Юлия подняла брови и вздохнула. Разговор вышел… занятный. Пожалуй, она еще ни разу в жизни не говорила с рабом так долго. Удивительно было сознавать, что и у них есть… как это сказать? Желания, чувства, намерения? Она принялась расхаживать по палатке.
Затем остановилась у карты Римской империи и стала внимательно разглядывать то место, где была обозначена граница с Верхней Германией.
Лагерь паннонских и мезийских легионов близ Византия
Это случилось неожиданно. Легионеры все сделали сами, не нуждаясь в приказах. Они выходили из городских ворот с довольными лицами: разграбление Византия, длившееся несколько часов, подошло к концу. Воины несли золото, серебряные кубки, разную утварь, украшения, перстни… часто залитые кровью предыдущих владельцев. Славная добыча! Ее должно было хватить на всех. И, увидев Севера, шагавшего по лагерю, между палатками, они испустили дружный возглас, подхваченный остальными солдатами:
– Император, император, император!
Итак, легионы, пришедшие с ним из Паннонии и Мезии, провозгласили его императором в восьмой раз.
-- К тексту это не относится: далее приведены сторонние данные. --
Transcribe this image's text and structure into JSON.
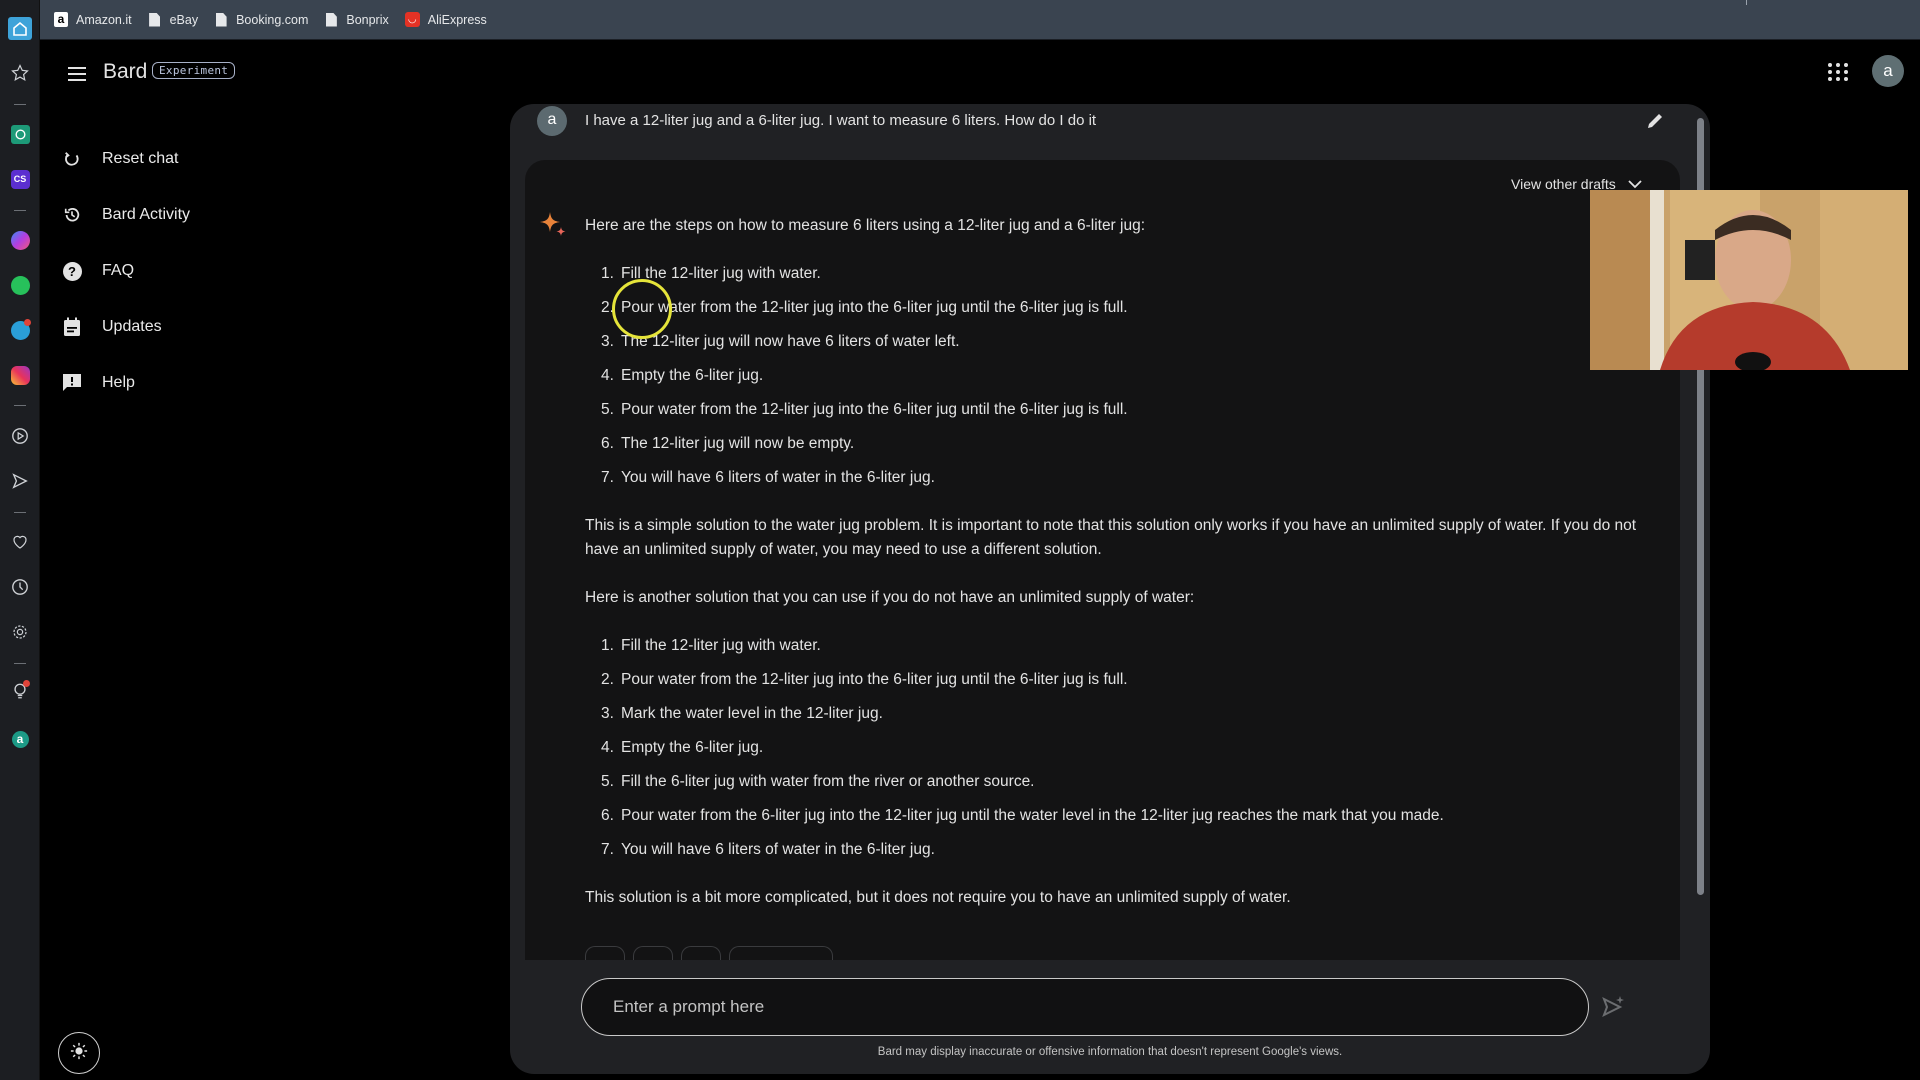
{
  "browser": {
    "bookmarks": [
      {
        "label": "Amazon.it",
        "icon": "amazon-icon"
      },
      {
        "label": "eBay",
        "icon": "page-icon"
      },
      {
        "label": "Booking.com",
        "icon": "page-icon"
      },
      {
        "label": "Bonprix",
        "icon": "page-icon"
      },
      {
        "label": "AliExpress",
        "icon": "aliexpress-icon"
      }
    ]
  },
  "dock": {
    "items": [
      "home-icon",
      "star-icon",
      "chatgpt-icon",
      "cs-app-icon",
      "messenger-icon",
      "whatsapp-icon",
      "telegram-icon",
      "instagram-icon",
      "play-icon",
      "send-icon",
      "heart-icon",
      "clock-icon",
      "settings-icon",
      "lightbulb-icon",
      "account-icon"
    ],
    "account_letter": "a"
  },
  "header": {
    "app_name": "Bard",
    "badge": "Experiment",
    "account_letter": "a"
  },
  "sidebar": {
    "items": [
      {
        "label": "Reset chat",
        "icon": "reset-icon"
      },
      {
        "label": "Bard Activity",
        "icon": "history-icon"
      },
      {
        "label": "FAQ",
        "icon": "help-circle-icon"
      },
      {
        "label": "Updates",
        "icon": "calendar-icon"
      },
      {
        "label": "Help",
        "icon": "feedback-icon"
      }
    ]
  },
  "chat": {
    "user_avatar_letter": "a",
    "user_prompt": "I have a 12-liter jug and a 6-liter jug. I want to measure 6 liters. How do I do it",
    "view_drafts_label": "View other drafts",
    "response": {
      "intro": "Here are the steps on how to measure 6 liters using a 12-liter jug and a 6-liter jug:",
      "steps_1": [
        "Fill the 12-liter jug with water.",
        "Pour water from the 12-liter jug into the 6-liter jug until the 6-liter jug is full.",
        "The 12-liter jug will now have 6 liters of water left.",
        "Empty the 6-liter jug.",
        "Pour water from the 12-liter jug into the 6-liter jug until the 6-liter jug is full.",
        "The 12-liter jug will now be empty.",
        "You will have 6 liters of water in the 6-liter jug."
      ],
      "note": "This is a simple solution to the water jug problem. It is important to note that this solution only works if you have an unlimited supply of water. If you do not have an unlimited supply of water, you may need to use a different solution.",
      "intro_2": "Here is another solution that you can use if you do not have an unlimited supply of water:",
      "steps_2": [
        "Fill the 12-liter jug with water.",
        "Pour water from the 12-liter jug into the 6-liter jug until the 6-liter jug is full.",
        "Mark the water level in the 12-liter jug.",
        "Empty the 6-liter jug.",
        "Fill the 6-liter jug with water from the river or another source.",
        "Pour water from the 6-liter jug into the 12-liter jug until the water level in the 12-liter jug reaches the mark that you made.",
        "You will have 6 liters of water in the 6-liter jug."
      ],
      "conclusion": "This solution is a bit more complicated, but it does not require you to have an unlimited supply of water."
    },
    "input_placeholder": "Enter a prompt here",
    "input_value": "",
    "disclaimer": "Bard may display inaccurate or offensive information that doesn't represent Google's views."
  },
  "colors": {
    "accent_spark": "#e8833a",
    "chat_bg": "#202124",
    "response_bg": "#131314",
    "bookmarks_bg": "#3a4450"
  }
}
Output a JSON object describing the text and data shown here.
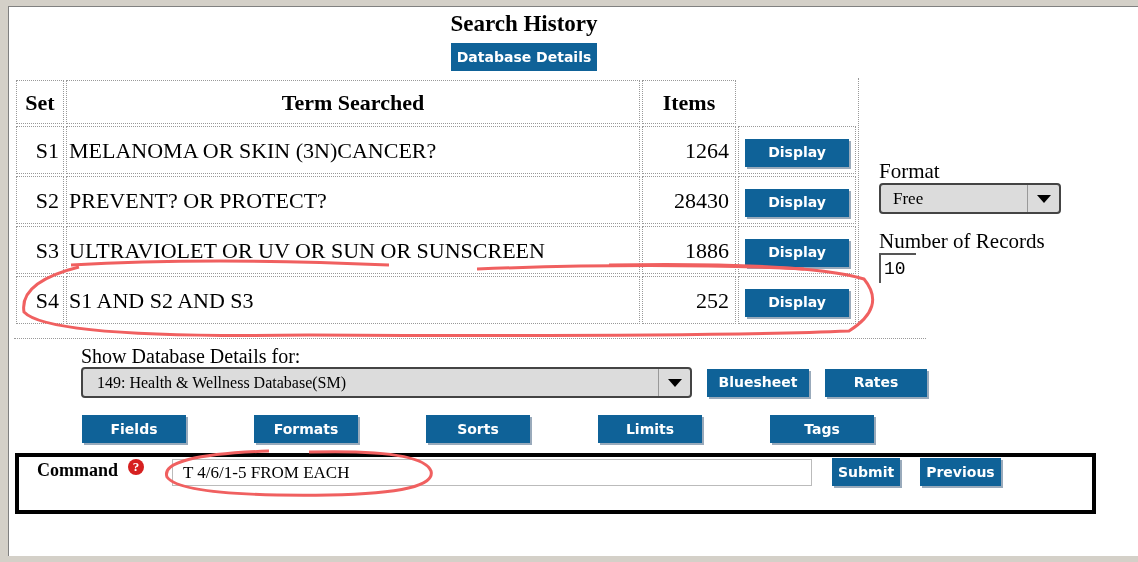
{
  "title": "Search History",
  "details_button": "Database Details",
  "table": {
    "columns": [
      "Set",
      "Term Searched",
      "Items"
    ],
    "rows": [
      {
        "set": "S1",
        "term": "MELANOMA OR SKIN (3N)CANCER?",
        "items": "1264",
        "button": "Display"
      },
      {
        "set": "S2",
        "term": "PREVENT? OR PROTECT?",
        "items": "28430",
        "button": "Display"
      },
      {
        "set": "S3",
        "term": "ULTRAVIOLET OR UV OR SUN OR SUNSCREEN",
        "items": "1886",
        "button": "Display"
      },
      {
        "set": "S4",
        "term": "S1 AND S2 AND S3",
        "items": "252",
        "button": "Display"
      }
    ]
  },
  "format": {
    "label": "Format",
    "value": "Free"
  },
  "records": {
    "label": "Number of Records",
    "value": "10"
  },
  "database": {
    "label": "Show Database Details for:",
    "value": "149: Health & Wellness Database(SM)",
    "buttons": [
      "Bluesheet",
      "Rates"
    ]
  },
  "tool_buttons": [
    "Fields",
    "Formats",
    "Sorts",
    "Limits",
    "Tags"
  ],
  "command": {
    "label": "Command",
    "help": "?",
    "value": "T 4/6/1-5 FROM EACH",
    "buttons": [
      "Submit",
      "Previous"
    ]
  }
}
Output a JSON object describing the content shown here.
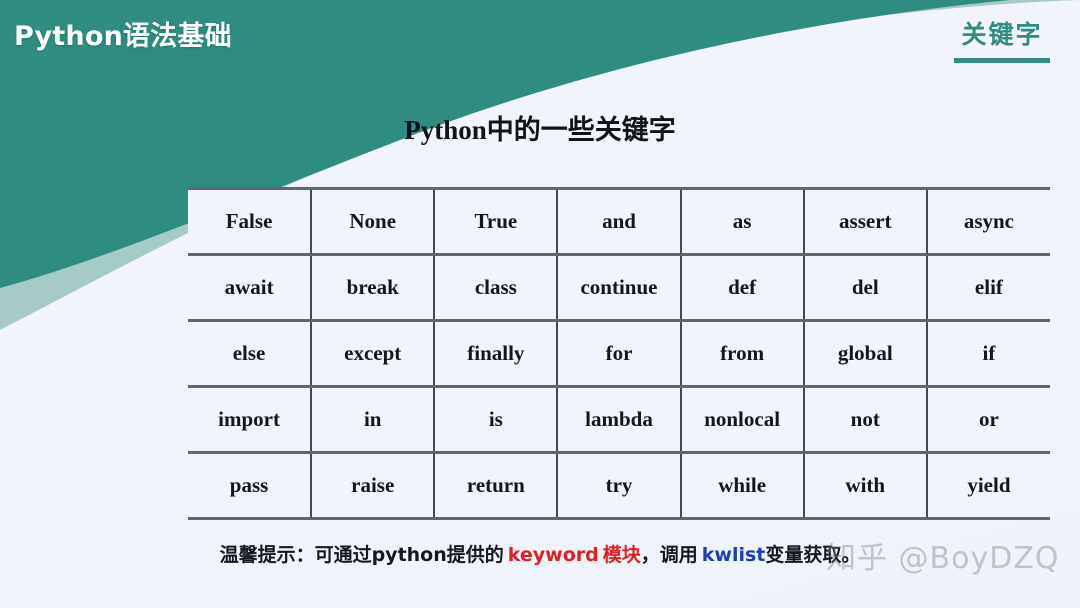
{
  "deck": {
    "title": "Python语法基础",
    "section_label": "关键字",
    "accent_color": "#2e8c81",
    "band_color_dark": "#2e8c81",
    "band_color_light": "#a8cdc7",
    "page_background": "#eef2fa"
  },
  "heading": "Python中的一些关键字",
  "table": {
    "columns": 7,
    "rows": [
      [
        "False",
        "None",
        "True",
        "and",
        "as",
        "assert",
        "async"
      ],
      [
        "await",
        "break",
        "class",
        "continue",
        "def",
        "del",
        "elif"
      ],
      [
        "else",
        "except",
        "finally",
        "for",
        "from",
        "global",
        "if"
      ],
      [
        "import",
        "in",
        "is",
        "lambda",
        "nonlocal",
        "not",
        "or"
      ],
      [
        "pass",
        "raise",
        "return",
        "try",
        "while",
        "with",
        "yield"
      ]
    ],
    "cell_background": "#f0f4fb",
    "border_color": "#5d6576"
  },
  "footer": {
    "part1": "温馨提示：可通过python提供的",
    "highlight1": "keyword",
    "highlight1_color": "#e02020",
    "part2": "模块",
    "part3": "，调用",
    "highlight2": "kwlist",
    "highlight2_color": "#1d3fb5",
    "part4": "变量获取。"
  },
  "watermark": "知乎 @BoyDZQ"
}
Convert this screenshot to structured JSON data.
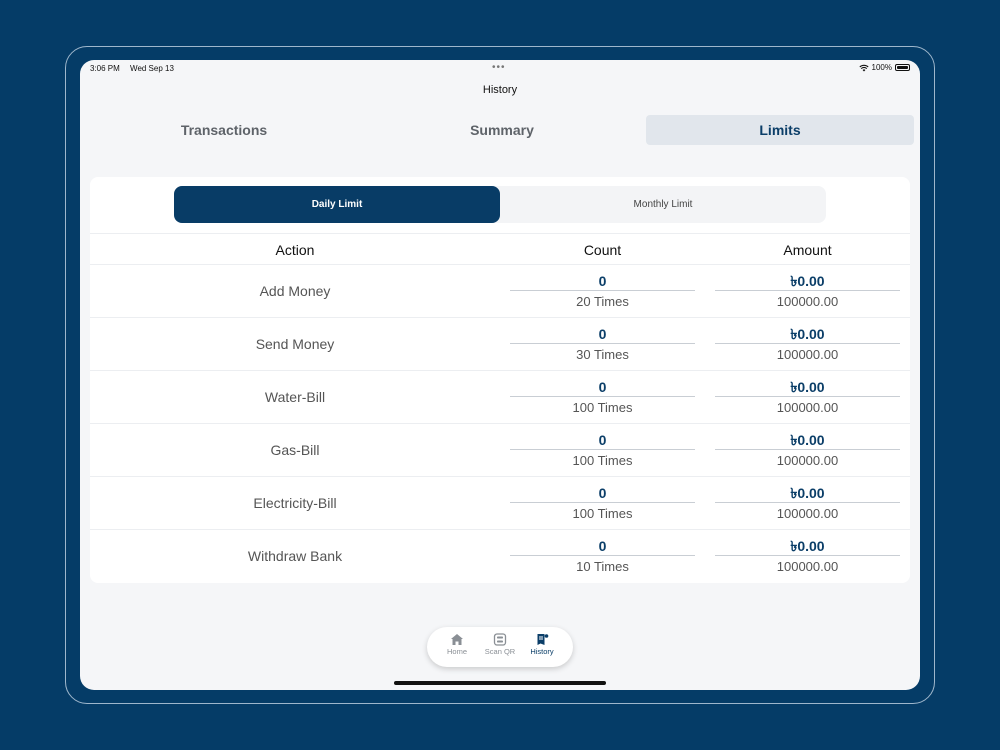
{
  "status_bar": {
    "time": "3:06 PM",
    "date": "Wed Sep 13",
    "battery": "100%"
  },
  "nav": {
    "title": "History"
  },
  "top_tabs": [
    {
      "label": "Transactions"
    },
    {
      "label": "Summary"
    },
    {
      "label": "Limits"
    }
  ],
  "segments": [
    {
      "label": "Daily Limit"
    },
    {
      "label": "Monthly Limit"
    }
  ],
  "table": {
    "headers": {
      "action": "Action",
      "count": "Count",
      "amount": "Amount"
    },
    "rows": [
      {
        "action": "Add Money",
        "count": "0",
        "count_limit": "20 Times",
        "amount": "৳0.00",
        "amount_limit": "100000.00"
      },
      {
        "action": "Send Money",
        "count": "0",
        "count_limit": "30 Times",
        "amount": "৳0.00",
        "amount_limit": "100000.00"
      },
      {
        "action": "Water-Bill",
        "count": "0",
        "count_limit": "100 Times",
        "amount": "৳0.00",
        "amount_limit": "100000.00"
      },
      {
        "action": "Gas-Bill",
        "count": "0",
        "count_limit": "100 Times",
        "amount": "৳0.00",
        "amount_limit": "100000.00"
      },
      {
        "action": "Electricity-Bill",
        "count": "0",
        "count_limit": "100 Times",
        "amount": "৳0.00",
        "amount_limit": "100000.00"
      },
      {
        "action": "Withdraw Bank",
        "count": "0",
        "count_limit": "10 Times",
        "amount": "৳0.00",
        "amount_limit": "100000.00"
      }
    ]
  },
  "bottom_nav": [
    {
      "label": "Home",
      "icon": "home-icon"
    },
    {
      "label": "Scan QR",
      "icon": "scan-qr-icon"
    },
    {
      "label": "History",
      "icon": "history-icon"
    }
  ],
  "colors": {
    "brand": "#083c66",
    "background": "#053c67",
    "active_tab_bg": "#e1e6ec"
  }
}
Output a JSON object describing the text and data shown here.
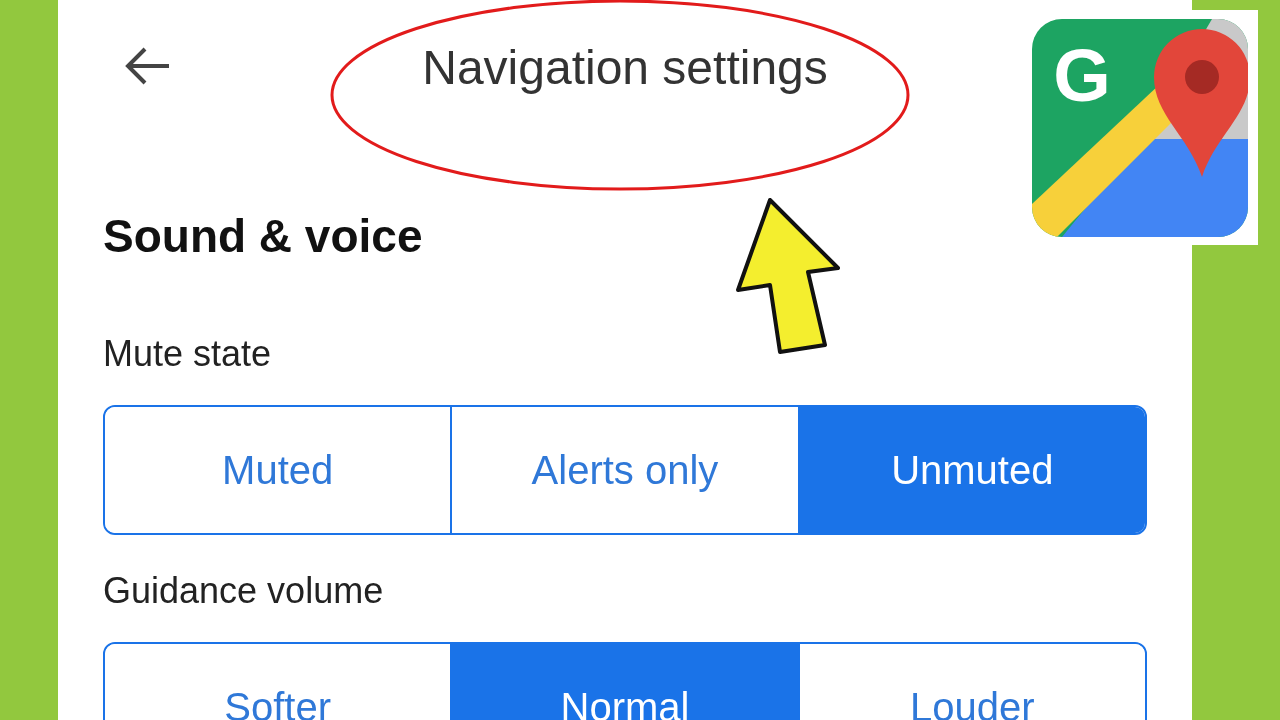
{
  "header": {
    "title": "Navigation settings"
  },
  "logo": {
    "letter": "G"
  },
  "sections": [
    {
      "title": "Sound & voice",
      "settings": [
        {
          "label": "Mute state",
          "options": [
            {
              "label": "Muted",
              "selected": false
            },
            {
              "label": "Alerts only",
              "selected": false
            },
            {
              "label": "Unmuted",
              "selected": true
            }
          ]
        },
        {
          "label": "Guidance volume",
          "options": [
            {
              "label": "Softer",
              "selected": false
            },
            {
              "label": "Normal",
              "selected": true
            },
            {
              "label": "Louder",
              "selected": false
            }
          ]
        }
      ]
    }
  ]
}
Север невольно возгордился: восемь раз менее чем за три года! Он одолел Юлиана и Нигера, одержал победы при Кизике, Никее, Иссе и во многих других местах. Покарал адиабенцев и осроенцев, вызволил Нисибис, совершил переход через пустыню со своим войском, несмотря на песчаные бури, нехватку воды и изнурительную жару, – и, наконец, овладел Византием. Но тут он вспомнил о Клодии Альбине и слегка нахмурился. Восемь раз, да… но будет ли девятый?
Палатка императорских рабов близ Византия
Луция и Каллидий разговаривали шепотом, чтобы другие рабы не слышали.